The inventors of the V-Health Passport have submitted their proposals for pilot tests, called Fans Are Back, to the Department of Digital, Culture, Media and Sport, with spectators set to return to venues on a socially distanced basis from October 1.
Mass gatherings have been banned since March to limit the spread of the virus.
Premier League clubs are understood to be keen to be involved in trials with spectators during pre-season friendlies next month, and the league is one of a large number of competition organisers in the United Kingdom, Europe and the United States who V-Health Passport representatives have been in contact with.
Teams and governing bodies are united in the view that it is not financially viable to open venues at anything below 50 per cent capacity, so a secure technology solution, coupled with a rapid testing kit, is vital in getting fans back into stadiums.
V-Health Passport – invented by Manchester-based VST Enterprises Ltd – is working with a healthcare partner, Latus Health, sports managers REDSTRIKE and event management firm HALO Solutions and is proposing pilot programmes involving between 500 and 5,000 spectators initially.
However, its chief executive and inventor Louis-James Davis is confident their system can get even the biggest venues up to full capacity, with those in attendance having the reassurance that they and the people around them are not infectious.
“We’re creating a bio-secure environment by ensuring all fans – plus stadium staff, security officials, players and backroom staff – inside the stadium are tested and have proved their test result is negative on arrival,” Davis told the PA news agency.
“Let’s say we do five of these pilot events which are a success. There is no reason why this then can’t be scaled up. It’s simply a case of increasing the staff to administer the tests. It will then over time gradually get back to normal because everyone can trust that it’s a bio-secure venue.”
The passport uses end-to-end encryption which Davis says makes it totally unhackable, unlike systems using QR codes which are vulnerable.
Davis says the £15 cost covers everything – the testing, administration of the passport and the bio-security checks at venues – and believes that even in the absence of a sponsor subsidising that, supporters would be prepared to pay more.
“Clubs can’t charge fans a full season ticket cost if they can’t guarantee that they’re going to get in,” Davis said.
“So if the clubs said ‘right, you can come to these games this season, but it’s going to cost an extra £15 a ticket to come’, I would say that most people would go. The clubs might even concede that they have to absorb the £15. Without that revenue from spectators, the clubs cannot exist on advertising and sponsor revenue alone.”
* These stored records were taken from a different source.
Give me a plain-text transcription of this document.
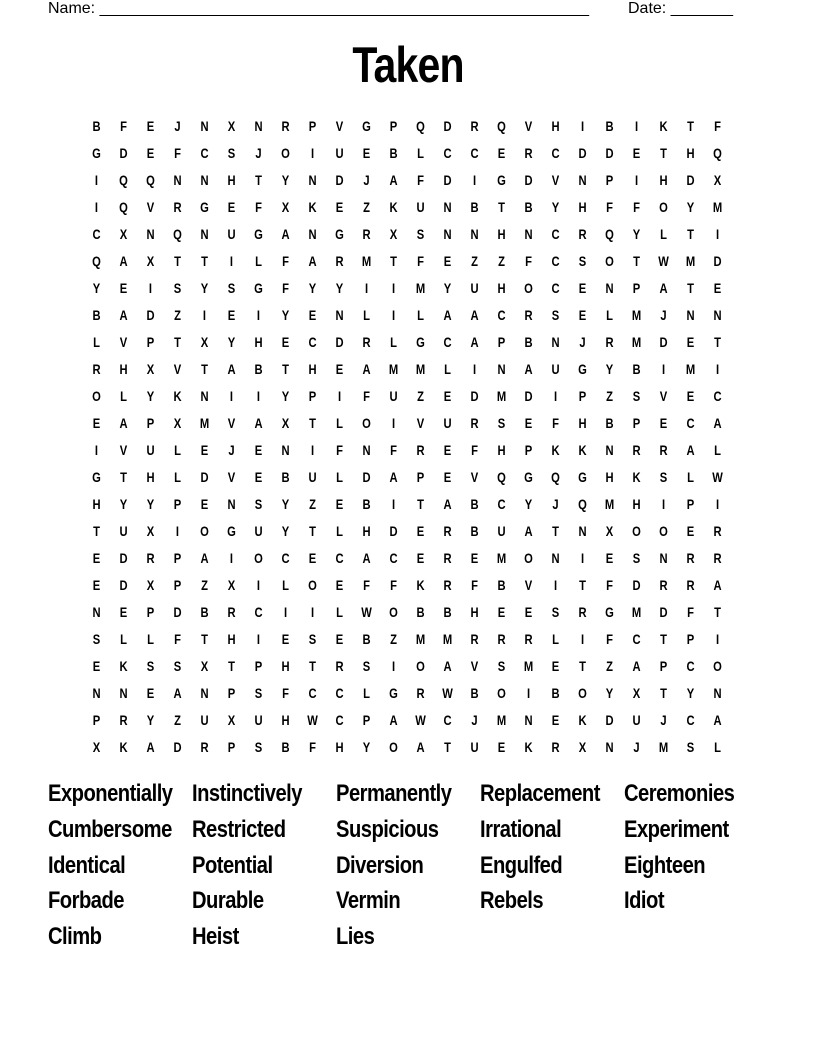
Name: _______________________________________________________ Date: _______
Taken
B	F	E	J	N	X	N	R	P	V	G	P	Q	D	R	Q	V	H	I	B	I	K	T	F
G	D	E	F	C	S	J	O	I	U	E	B	L	C	C	E	R	C	D	D	E	T	H	Q
I	Q	Q	N	N	H	T	Y	N	D	J	A	F	D	I	G	D	V	N	P	I	H	D	X
I	Q	V	R	G	E	F	X	K	E	Z	K	U	N	B	T	B	Y	H	F	F	O	Y	M
C	X	N	Q	N	U	G	A	N	G	R	X	S	N	N	H	N	C	R	Q	Y	L	T	I
Q	A	X	T	T	I	L	F	A	R	M	T	F	E	Z	Z	F	C	S	O	T	W	M	D
Y	E	I	S	Y	S	G	F	Y	Y	I	I	M	Y	U	H	O	C	E	N	P	A	T	E
B	A	D	Z	I	E	I	Y	E	N	L	I	L	A	A	C	R	S	E	L	M	J	N	N
L	V	P	T	X	Y	H	E	C	D	R	L	G	C	A	P	B	N	J	R	M	D	E	T
R	H	X	V	T	A	B	T	H	E	A	M	M	L	I	N	A	U	G	Y	B	I	M	I
O	L	Y	K	N	I	I	Y	P	I	F	U	Z	E	D	M	D	I	P	Z	S	V	E	C
E	A	P	X	M	V	A	X	T	L	O	I	V	U	R	S	E	F	H	B	P	E	C	A
I	V	U	L	E	J	E	N	I	F	N	F	R	E	F	H	P	K	K	N	R	R	A	L
G	T	H	L	D	V	E	B	U	L	D	A	P	E	V	Q	G	Q	G	H	K	S	L	W
H	Y	Y	P	E	N	S	Y	Z	E	B	I	T	A	B	C	Y	J	Q	M	H	I	P	I
T	U	X	I	O	G	U	Y	T	L	H	D	E	R	B	U	A	T	N	X	O	O	E	R
E	D	R	P	A	I	O	C	E	C	A	C	E	R	E	M	O	N	I	E	S	N	R	R
E	D	X	P	Z	X	I	L	O	E	F	F	K	R	F	B	V	I	T	F	D	R	R	A
N	E	P	D	B	R	C	I	I	L	W	O	B	B	H	E	E	S	R	G	M	D	F	T
S	L	L	F	T	H	I	E	S	E	B	Z	M	M	R	R	R	L	I	F	C	T	P	I
E	K	S	S	X	T	P	H	T	R	S	I	O	A	V	S	M	E	T	Z	A	P	C	O
N	N	E	A	N	P	S	F	C	C	L	G	R	W	B	O	I	B	O	Y	X	T	Y	N
P	R	Y	Z	U	X	U	H	W	C	P	A	W	C	J	M	N	E	K	D	U	J	C	A
X	K	A	D	R	P	S	B	F	H	Y	O	A	T	U	E	K	R	X	N	J	M	S	L
Exponentially Instinctively	Permanently Replacement Ceremonies
Cumbersome Restricted	Suspicious	Irrational	Experiment
Identical	Potential	Diversion	Engulfed	Eighteen
Forbade	Durable	Vermin	Rebels	Idiot
Climb	Heist	Lies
The app works on a traffic light system – red for those who test positive, green for those who have tested negative and amber indicates a countdown trigger date to the next test date.
The period of time the passport can be valid for is at the discretion of the specific test – which in this case is for two weeks – and then ultimately the company or governing body endorsing it.
Asked how confident he was that the government would approve the system for initial trials, Davis said: “We’ve got a considerable amount of interest from many clubs and governing bodies right across spectator sports to see these test pilots in action and prove they work and can be scaled. But any mass gathering of fans needs to have Government and DCMS approval.”
The first government-sanctioned test event involving spectators was the cricket friendly between Surrey and Middlesex last Sunday and Monday.
The first indoor event with restricted spectators will be the World Snooker Championship at the Crucible in Sheffield, which starts on Friday, followed by 5,000 racegoers attending the Glorious Goodwood Festival on Saturday.
All three of those tests rely on social distancing measures only.